Ben Roethlisberger: Leaders have to call out teammates

PITTSBURGH -- Ben Roethlisberger will continue to publicly critique teammates when necessary.

Citing his role as a team captain, the Steelers quarterback did not back down from pointed comments on his weekly radio show following Sunday's 24-17 loss to the Denver Broncos.

"Being around for a long time, being with a lot of different players, you have to know how to motivate guys in different ways," Roethlisberger said. "That's part of being a leader and a captain -- just understanding players. Sometimes you just grab them off to the side, sometimes you have to be honest with them. And so, I think I've earned the right to be able to do that, as long as I've been here. And I'll be just as critical on myself in front of you guys as well."
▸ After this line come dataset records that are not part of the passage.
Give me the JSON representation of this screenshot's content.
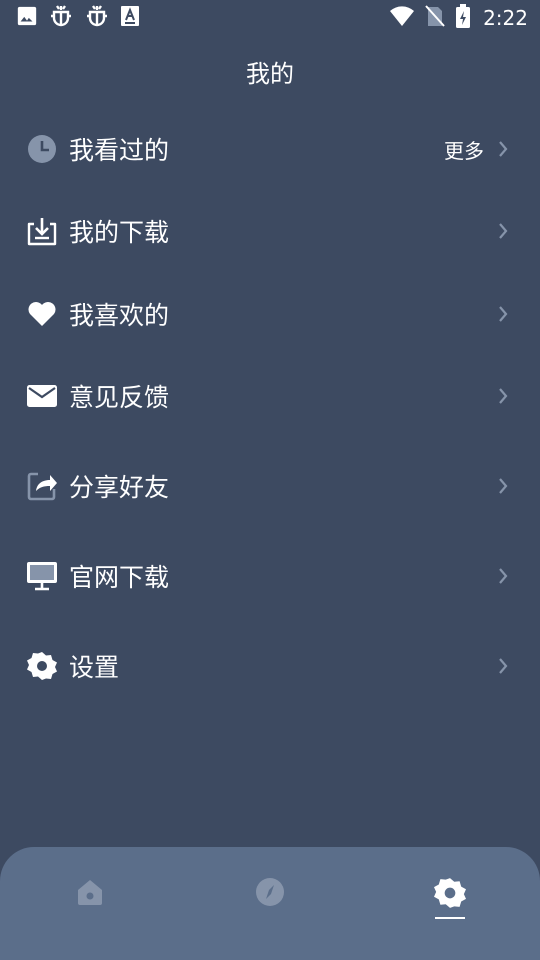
{
  "status_bar": {
    "time": "2:22",
    "icons_left": [
      "image-icon",
      "bug-icon",
      "bug-icon",
      "text-icon"
    ],
    "icons_right": [
      "wifi-icon",
      "no-sim-icon",
      "battery-charging-icon"
    ]
  },
  "page": {
    "title": "我的"
  },
  "menu": {
    "items": [
      {
        "label": "我看过的",
        "more": "更多",
        "icon": "clock-icon"
      },
      {
        "label": "我的下载",
        "icon": "download-icon"
      },
      {
        "label": "我喜欢的",
        "icon": "heart-icon"
      },
      {
        "label": "意见反馈",
        "icon": "mail-icon"
      },
      {
        "label": "分享好友",
        "icon": "share-icon"
      },
      {
        "label": "官网下载",
        "icon": "monitor-icon"
      },
      {
        "label": "设置",
        "icon": "gear-icon"
      }
    ]
  },
  "bottom_nav": {
    "tabs": [
      {
        "icon": "home-icon",
        "active": false
      },
      {
        "icon": "compass-icon",
        "active": false
      },
      {
        "icon": "gear-icon",
        "active": true
      }
    ]
  },
  "colors": {
    "background": "#3d4a61",
    "bottom_nav": "#5b6e8a",
    "icon_muted": "#8694aa",
    "text": "#ffffff"
  }
}
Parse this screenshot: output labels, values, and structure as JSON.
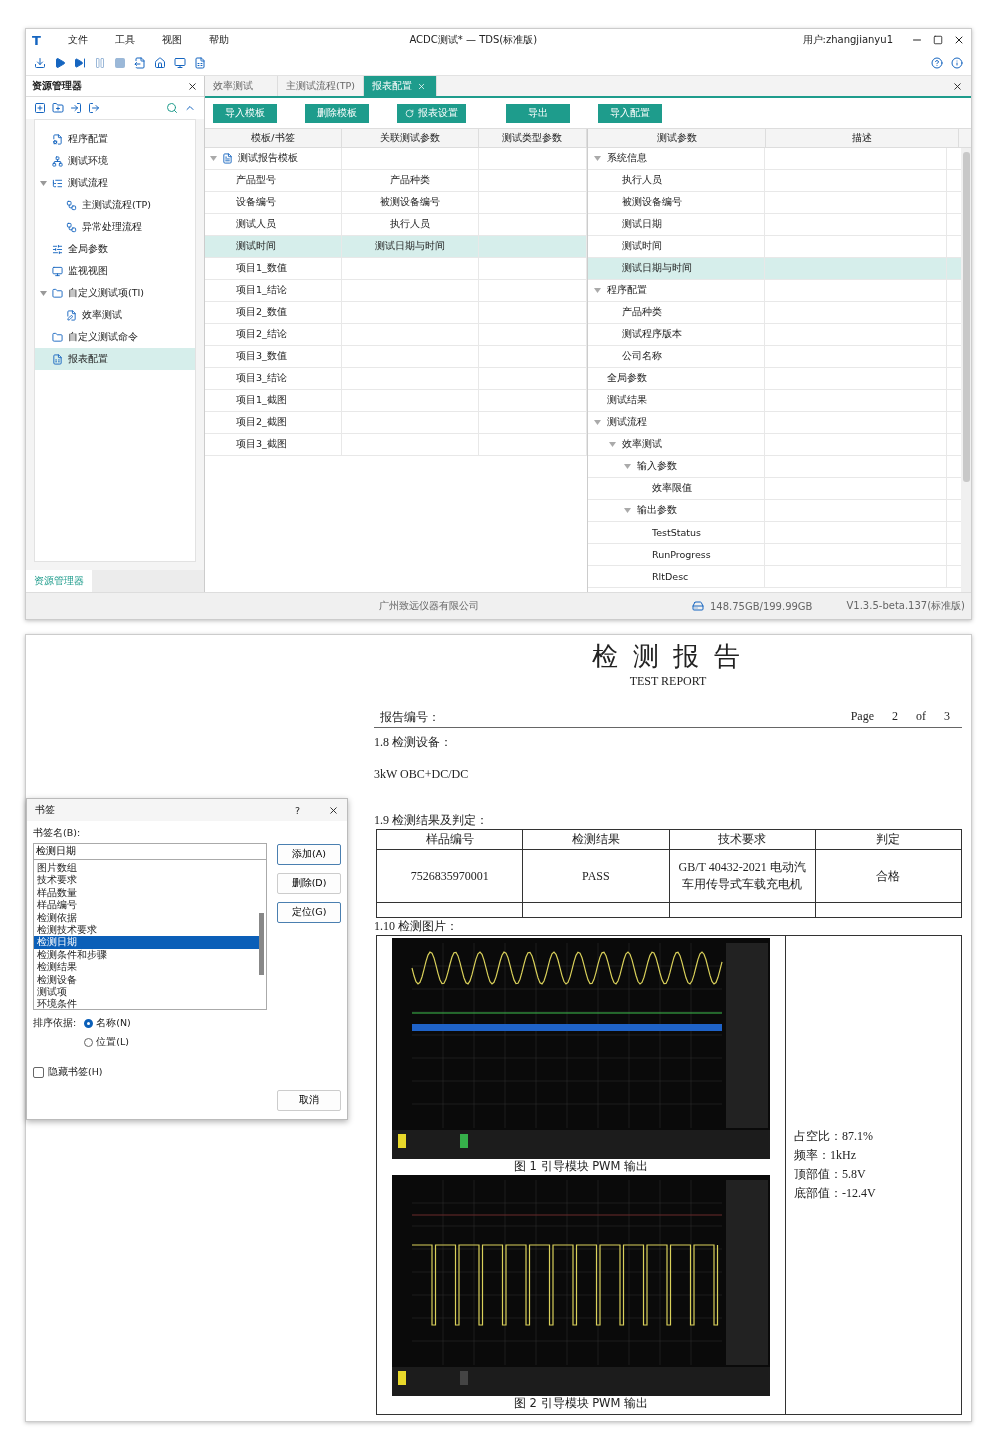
{
  "window": {
    "logo": "T",
    "menu": [
      "文件",
      "工具",
      "视图",
      "帮助"
    ],
    "title": "ACDC测试* — TDS(标准版)",
    "user": "用户:zhangjianyu1"
  },
  "sidebar": {
    "title": "资源管理器",
    "items": [
      {
        "label": "程序配置",
        "selected": false
      },
      {
        "label": "测试环境",
        "selected": false
      },
      {
        "label": "测试流程",
        "selected": false,
        "expanded": true,
        "children": [
          {
            "label": "主测试流程(TP)",
            "selected": false
          },
          {
            "label": "异常处理流程",
            "selected": false
          }
        ]
      },
      {
        "label": "全局参数",
        "selected": false
      },
      {
        "label": "监视视图",
        "selected": false
      },
      {
        "label": "自定义测试项(TI)",
        "selected": false,
        "expanded": true,
        "children": [
          {
            "label": "效率测试",
            "selected": false
          }
        ]
      },
      {
        "label": "自定义测试命令",
        "selected": false
      },
      {
        "label": "报表配置",
        "selected": true
      }
    ],
    "footer_tab": "资源管理器"
  },
  "tabs": [
    {
      "label": "效率测试",
      "selected": false
    },
    {
      "label": "主测试流程(TP)",
      "selected": false
    },
    {
      "label": "报表配置",
      "selected": true
    }
  ],
  "buttons": [
    {
      "label": "导入模板",
      "kind": "plain"
    },
    {
      "label": "删除模板",
      "kind": "plain"
    },
    {
      "label": "报表设置",
      "kind": "icon"
    },
    {
      "label": "导出",
      "kind": "plain"
    },
    {
      "label": "导入配置",
      "kind": "plain"
    }
  ],
  "template_table": {
    "columns": [
      "模板/书签",
      "关联测试参数",
      "测试类型参数"
    ],
    "tree": [
      {
        "label": "测试报告模板",
        "expanded": true,
        "children": [
          {
            "label": "产品型号",
            "param": "产品种类",
            "selected": false
          },
          {
            "label": "设备编号",
            "param": "被测设备编号",
            "selected": false
          },
          {
            "label": "测试人员",
            "param": "执行人员",
            "selected": false
          },
          {
            "label": "测试时间",
            "param": "测试日期与时间",
            "selected": true
          },
          {
            "label": "项目1_数值",
            "selected": false
          },
          {
            "label": "项目1_结论",
            "selected": false
          },
          {
            "label": "项目2_数值",
            "selected": false
          },
          {
            "label": "项目2_结论",
            "selected": false
          },
          {
            "label": "项目3_数值",
            "selected": false
          },
          {
            "label": "项目3_结论",
            "selected": false
          },
          {
            "label": "项目1_截图",
            "selected": false
          },
          {
            "label": "项目2_截图",
            "selected": false
          },
          {
            "label": "项目3_截图",
            "selected": false
          }
        ]
      }
    ]
  },
  "param_table": {
    "columns": [
      "测试参数",
      "描述"
    ],
    "tree": [
      {
        "label": "系统信息",
        "selected": false,
        "expanded": true,
        "children": [
          {
            "label": "执行人员",
            "selected": false
          },
          {
            "label": "被测设备编号",
            "selected": false
          },
          {
            "label": "测试日期",
            "selected": false
          },
          {
            "label": "测试时间",
            "selected": false
          },
          {
            "label": "测试日期与时间",
            "selected": true
          }
        ]
      },
      {
        "label": "程序配置",
        "selected": false,
        "expanded": true,
        "children": [
          {
            "label": "产品种类",
            "selected": false
          },
          {
            "label": "测试程序版本",
            "selected": false
          },
          {
            "label": "公司名称",
            "selected": false
          }
        ]
      },
      {
        "label": "全局参数",
        "selected": false
      },
      {
        "label": "测试结果",
        "selected": false
      },
      {
        "label": "测试流程",
        "selected": false,
        "expanded": true,
        "children": [
          {
            "label": "效率测试",
            "selected": false,
            "expanded": true,
            "children": [
              {
                "label": "输入参数",
                "selected": false,
                "expanded": true,
                "children": [
                  {
                    "label": "效率限值",
                    "selected": false
                  }
                ]
              },
              {
                "label": "输出参数",
                "selected": false,
                "expanded": true,
                "children": [
                  {
                    "label": "TestStatus",
                    "selected": false
                  },
                  {
                    "label": "RunProgress",
                    "selected": false
                  },
                  {
                    "label": "RltDesc",
                    "selected": false
                  }
                ]
              }
            ]
          }
        ]
      }
    ]
  },
  "status_bar": {
    "company": "广州致远仪器有限公司",
    "disk": "148.75GB/199.99GB",
    "version": "V1.3.5-beta.137(标准版)"
  },
  "dialog": {
    "title": "书签",
    "help": "?",
    "name_label": "书签名(B):",
    "name_value": "检测日期",
    "list": [
      {
        "label": "图片数组",
        "selected": false
      },
      {
        "label": "技术要求",
        "selected": false
      },
      {
        "label": "样品数量",
        "selected": false
      },
      {
        "label": "样品编号",
        "selected": false
      },
      {
        "label": "检测依据",
        "selected": false
      },
      {
        "label": "检测技术要求",
        "selected": false
      },
      {
        "label": "检测日期",
        "selected": true
      },
      {
        "label": "检测条件和步骤",
        "selected": false
      },
      {
        "label": "检测结果",
        "selected": false
      },
      {
        "label": "检测设备",
        "selected": false
      },
      {
        "label": "测试项",
        "selected": false
      },
      {
        "label": "环境条件",
        "selected": false
      }
    ],
    "side_buttons": [
      {
        "label": "添加(A)",
        "kind": "outlined"
      },
      {
        "label": "删除(D)",
        "kind": "plain"
      },
      {
        "label": "定位(G)",
        "kind": "outlined"
      }
    ],
    "sort_label": "排序依据:",
    "sort_options": [
      {
        "label": "名称(N)",
        "selected": true
      },
      {
        "label": "位置(L)",
        "selected": false
      }
    ],
    "hide_checkbox": {
      "label": "隐藏书签(H)",
      "checked": false
    },
    "cancel": "取消"
  },
  "report": {
    "title": "检 测 报 告",
    "subtitle": "TEST REPORT",
    "number_label": "报告编号：",
    "page": [
      "Page",
      "2",
      "of",
      "3"
    ],
    "section_equipment": "1.8  检测设备：",
    "equipment": "3kW OBC+DC/DC",
    "section_results": "1.9  检测结果及判定：",
    "results_columns": [
      "样品编号",
      "检测结果",
      "技术要求",
      "判定"
    ],
    "results_row": [
      "7526835970001",
      "PASS",
      "GB/T 40432-2021 电动汽车用传导式车载充电机",
      "合格"
    ],
    "section_images": "1.10  检测图片：",
    "figures": [
      {
        "caption": "图 1 引导模块 PWM 输出",
        "kind": "picture"
      },
      {
        "caption": "图 2 引导模块 PWM 输出",
        "kind": "picture"
      }
    ],
    "measurements": [
      "占空比：87.1%",
      "频率：1kHz",
      "顶部值：5.8V",
      "底部值：-12.4V"
    ]
  }
}
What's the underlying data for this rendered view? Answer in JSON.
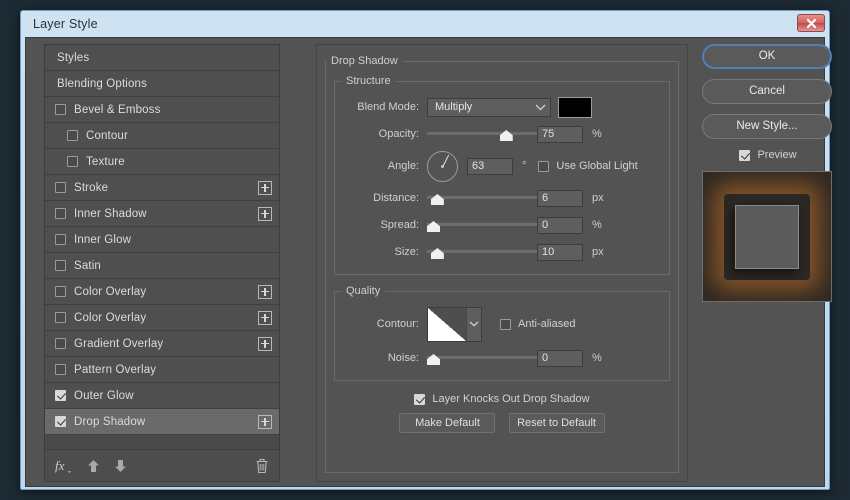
{
  "window": {
    "title": "Layer Style",
    "close_icon": "close-icon"
  },
  "styles_panel": {
    "items": [
      {
        "label": "Styles",
        "type": "plain",
        "checked": null,
        "indent": false,
        "plus": false,
        "selected": false
      },
      {
        "label": "Blending Options",
        "type": "plain",
        "checked": null,
        "indent": false,
        "plus": false,
        "selected": false
      },
      {
        "label": "Bevel & Emboss",
        "type": "check",
        "checked": false,
        "indent": false,
        "plus": false,
        "selected": false
      },
      {
        "label": "Contour",
        "type": "check",
        "checked": false,
        "indent": true,
        "plus": false,
        "selected": false
      },
      {
        "label": "Texture",
        "type": "check",
        "checked": false,
        "indent": true,
        "plus": false,
        "selected": false
      },
      {
        "label": "Stroke",
        "type": "check",
        "checked": false,
        "indent": false,
        "plus": true,
        "selected": false
      },
      {
        "label": "Inner Shadow",
        "type": "check",
        "checked": false,
        "indent": false,
        "plus": true,
        "selected": false
      },
      {
        "label": "Inner Glow",
        "type": "check",
        "checked": false,
        "indent": false,
        "plus": false,
        "selected": false
      },
      {
        "label": "Satin",
        "type": "check",
        "checked": false,
        "indent": false,
        "plus": false,
        "selected": false
      },
      {
        "label": "Color Overlay",
        "type": "check",
        "checked": false,
        "indent": false,
        "plus": true,
        "selected": false
      },
      {
        "label": "Color Overlay",
        "type": "check",
        "checked": false,
        "indent": false,
        "plus": true,
        "selected": false
      },
      {
        "label": "Gradient Overlay",
        "type": "check",
        "checked": false,
        "indent": false,
        "plus": true,
        "selected": false
      },
      {
        "label": "Pattern Overlay",
        "type": "check",
        "checked": false,
        "indent": false,
        "plus": false,
        "selected": false
      },
      {
        "label": "Outer Glow",
        "type": "check",
        "checked": true,
        "indent": false,
        "plus": false,
        "selected": false
      },
      {
        "label": "Drop Shadow",
        "type": "check",
        "checked": true,
        "indent": false,
        "plus": true,
        "selected": true
      }
    ],
    "toolbar": {
      "fx_icon": "fx-icon",
      "move_up_icon": "arrow-up-icon",
      "move_down_icon": "arrow-down-icon",
      "delete_icon": "trash-icon"
    }
  },
  "effect": {
    "title": "Drop Shadow",
    "structure": {
      "legend": "Structure",
      "blend_mode_label": "Blend Mode:",
      "blend_mode_value": "Multiply",
      "color_swatch": "#000000",
      "opacity_label": "Opacity:",
      "opacity_value": "75",
      "opacity_unit": "%",
      "opacity_percent": 75,
      "angle_label": "Angle:",
      "angle_value": "63",
      "angle_unit": "°",
      "angle_degrees": 63,
      "use_global_light_label": "Use Global Light",
      "use_global_light_checked": false,
      "distance_label": "Distance:",
      "distance_value": "6",
      "distance_unit": "px",
      "distance_percent": 4,
      "spread_label": "Spread:",
      "spread_value": "0",
      "spread_unit": "%",
      "spread_percent": 0,
      "size_label": "Size:",
      "size_value": "10",
      "size_unit": "px",
      "size_percent": 4
    },
    "quality": {
      "legend": "Quality",
      "contour_label": "Contour:",
      "contour_preset": "linear-contour",
      "anti_aliased_label": "Anti-aliased",
      "anti_aliased_checked": false,
      "noise_label": "Noise:",
      "noise_value": "0",
      "noise_unit": "%",
      "noise_percent": 0
    },
    "bottom": {
      "knockout_label": "Layer Knocks Out Drop Shadow",
      "knockout_checked": true,
      "make_default_label": "Make Default",
      "reset_default_label": "Reset to Default"
    }
  },
  "actions": {
    "ok_label": "OK",
    "cancel_label": "Cancel",
    "new_style_label": "New Style...",
    "preview_label": "Preview",
    "preview_checked": true
  },
  "colors": {
    "dialog_bg": "#535353",
    "panel_bg": "#4a4a4a",
    "selected_row": "#6a6a6a",
    "accent_focus": "#4f7fb5",
    "titlebar": "#c6dcee",
    "close_red": "#c44a46",
    "glow_orange": "#c47830"
  }
}
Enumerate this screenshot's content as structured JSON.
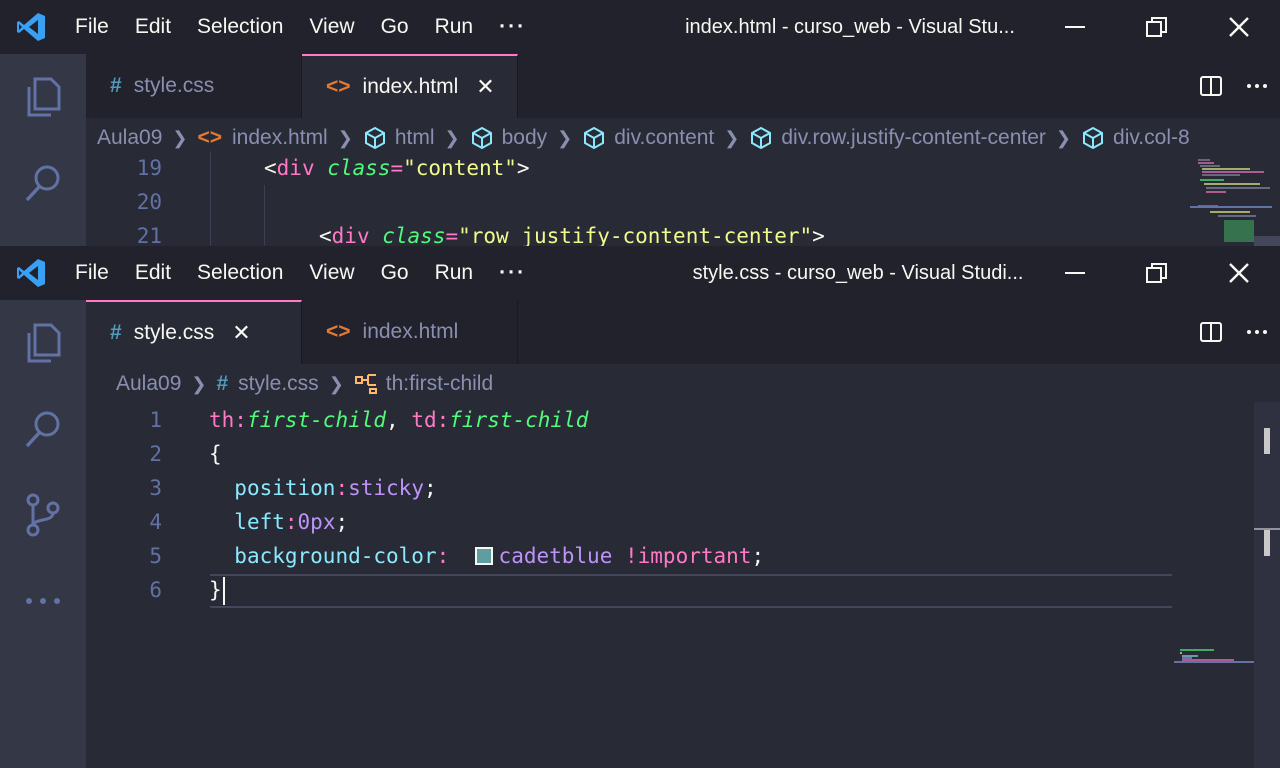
{
  "top_window": {
    "menu": [
      "File",
      "Edit",
      "Selection",
      "View",
      "Go",
      "Run",
      "···"
    ],
    "title": "index.html - curso_web - Visual Stu...",
    "tabs": [
      {
        "icon": "#",
        "label": "style.css",
        "active": false
      },
      {
        "icon": "<>",
        "label": "index.html",
        "active": true,
        "close": "✕"
      }
    ],
    "breadcrumbs": [
      "Aula09",
      "index.html",
      "html",
      "body",
      "div.content",
      "div.row.justify-content-center",
      "div.col-8"
    ],
    "code": [
      {
        "ln": "19",
        "tokens": [
          [
            "fg",
            "<"
          ],
          [
            "pk",
            "div"
          ],
          [
            "fg",
            " "
          ],
          [
            "gr",
            "class"
          ],
          [
            "pk",
            "="
          ],
          [
            "ye",
            "\"content\""
          ],
          [
            "fg",
            ">"
          ]
        ],
        "indent": 2
      },
      {
        "ln": "20",
        "tokens": [],
        "indent": 0
      },
      {
        "ln": "21",
        "tokens": [
          [
            "fg",
            "<"
          ],
          [
            "pk",
            "div"
          ],
          [
            "fg",
            " "
          ],
          [
            "gr",
            "class"
          ],
          [
            "pk",
            "="
          ],
          [
            "ye",
            "\"row justify-content-center\""
          ],
          [
            "fg",
            ">"
          ]
        ],
        "indent": 3
      }
    ]
  },
  "bottom_window": {
    "menu": [
      "File",
      "Edit",
      "Selection",
      "View",
      "Go",
      "Run",
      "···"
    ],
    "title": "style.css - curso_web - Visual Studi...",
    "tabs": [
      {
        "icon": "#",
        "label": "style.css",
        "active": true,
        "close": "✕"
      },
      {
        "icon": "<>",
        "label": "index.html",
        "active": false
      }
    ],
    "breadcrumbs": [
      "Aula09",
      "style.css",
      "th:first-child"
    ],
    "code": [
      {
        "ln": "1",
        "tokens": [
          [
            "pk",
            "th"
          ],
          [
            "pk",
            ":"
          ],
          [
            "gr",
            "first-child"
          ],
          [
            "fg",
            ", "
          ],
          [
            "pk",
            "td"
          ],
          [
            "pk",
            ":"
          ],
          [
            "gr",
            "first-child"
          ]
        ]
      },
      {
        "ln": "2",
        "tokens": [
          [
            "fg",
            "{"
          ]
        ]
      },
      {
        "ln": "3",
        "tokens": [
          [
            "fg",
            "  "
          ],
          [
            "cy",
            "position"
          ],
          [
            "pk",
            ":"
          ],
          [
            "pu",
            "sticky"
          ],
          [
            "fg",
            ";"
          ]
        ]
      },
      {
        "ln": "4",
        "tokens": [
          [
            "fg",
            "  "
          ],
          [
            "cy",
            "left"
          ],
          [
            "pk",
            ":"
          ],
          [
            "pu",
            "0px"
          ],
          [
            "fg",
            ";"
          ]
        ]
      },
      {
        "ln": "5",
        "tokens": [
          [
            "fg",
            "  "
          ],
          [
            "cy",
            "background-color"
          ],
          [
            "pk",
            ":"
          ],
          [
            "fg",
            "  "
          ],
          [
            "swatch",
            "#5f9ea0"
          ],
          [
            "pu",
            "cadetblue"
          ],
          [
            "fg",
            " "
          ],
          [
            "pk",
            "!important"
          ],
          [
            "fg",
            ";"
          ]
        ]
      },
      {
        "ln": "6",
        "tokens": [
          [
            "fg",
            "}"
          ]
        ]
      }
    ]
  },
  "colors": {
    "accent": "#ff79c6",
    "editor_bg": "#282a36",
    "titlebar_bg": "#21222c",
    "activity_bg": "#343746",
    "vscode_blue": "#3aa0f3",
    "cadetblue": "#5f9ea0"
  }
}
Among Roethlisberger's criticisms on Tuesday's appearance with 93.7 the Fan Pittsburgh:

Antonio Brown failed to run a "flat" route over the middle on the goal-line interception in the final minutes. Defensive tackle Shelby Harris intercepted the pass, and cornerback Chris Harris was directly behind Harris after undercutting the route.

JuJu Smith-Schuster should have gotten the ball on every play at the goal line. The interception happened on third down, and Roethlisberger attempted a fade pass to Smith-Schuster on first down, followed by a stuffed James Conner run.

• Rookie James Washington cost the Steelers a third-quarter score by diving for a deep ball that he dropped. "James needs to run through that and that's a touchdown," Roethlisberger said. The Steelers punted a few plays later.

These were the first such locker-room critiques of the season by Roethlisberger, who completed 41-of-56 passes for 462 yards, one touchdown and two interceptions Sunday. In the previous 11 weeks, he had taken most of the blame for losses or bad plays.

Asked about how players perceive his comments, Roethlisberger said, "You'll have to ask them."

"I would hope they would understand that as a quarterback and a captain that I have the right to do those things," Roethlisberger said. "I don't feel I abuse that situation. I don't think there's an issue, but you'll have to ask them."

Several teammates said after Wednesday's practice they aren't turned off by Roethlisberger's stance. Washington seemed motivated by it, saying he'd attack the adversity from his rocky rookie year.

Center Maurkice Pouncey defended it.

"He's a 15- year vet. He's a Hall of Famer," Pouncey said. "What makes it where he can't say something but the guys on TV can say something? I'm confused."

Tight end Jesse James said Roethlisberger approaches each playmaker differently, and NFL players expect criticism because "we're all under the microscope.

"He's not going to put something on your plate that you can't handle," James said. "You just have to respond the right way."

With Roethlisberger open about motivating players with honesty, perhaps there's motivation in his non-commitment to Brown as his No. 1 receiver.

Despite Brown's 11 touchdowns on the season and his NFL-record five consecutive years with at least 100 catches, Smith-Schuster leads the team with 77 catches for 1,055 yards. Brown has 71 catches for 874 yards. Asked if Smith-Schuster and Brown have become co-No. 1s, Roethlisberger said he prefers to spread the wealth.

"It feels like we have a bunch of No.1 receivers," said Roethlisberger, who gave a similar answer when asked whether Brown is his top option. "I'd put James Conner in there, Vance McDonald, (Ryan) Switz, Ju, AB. I'd put a lot of us No. 1."

Roethlisberger is second in the NFL with 3,664 passing yards but tied for second with 12 interceptions. Despite the high-turnover title, Roethlisberger said he'll continue to take chances and "sling it." His 447 passing attempts leads the league by 25.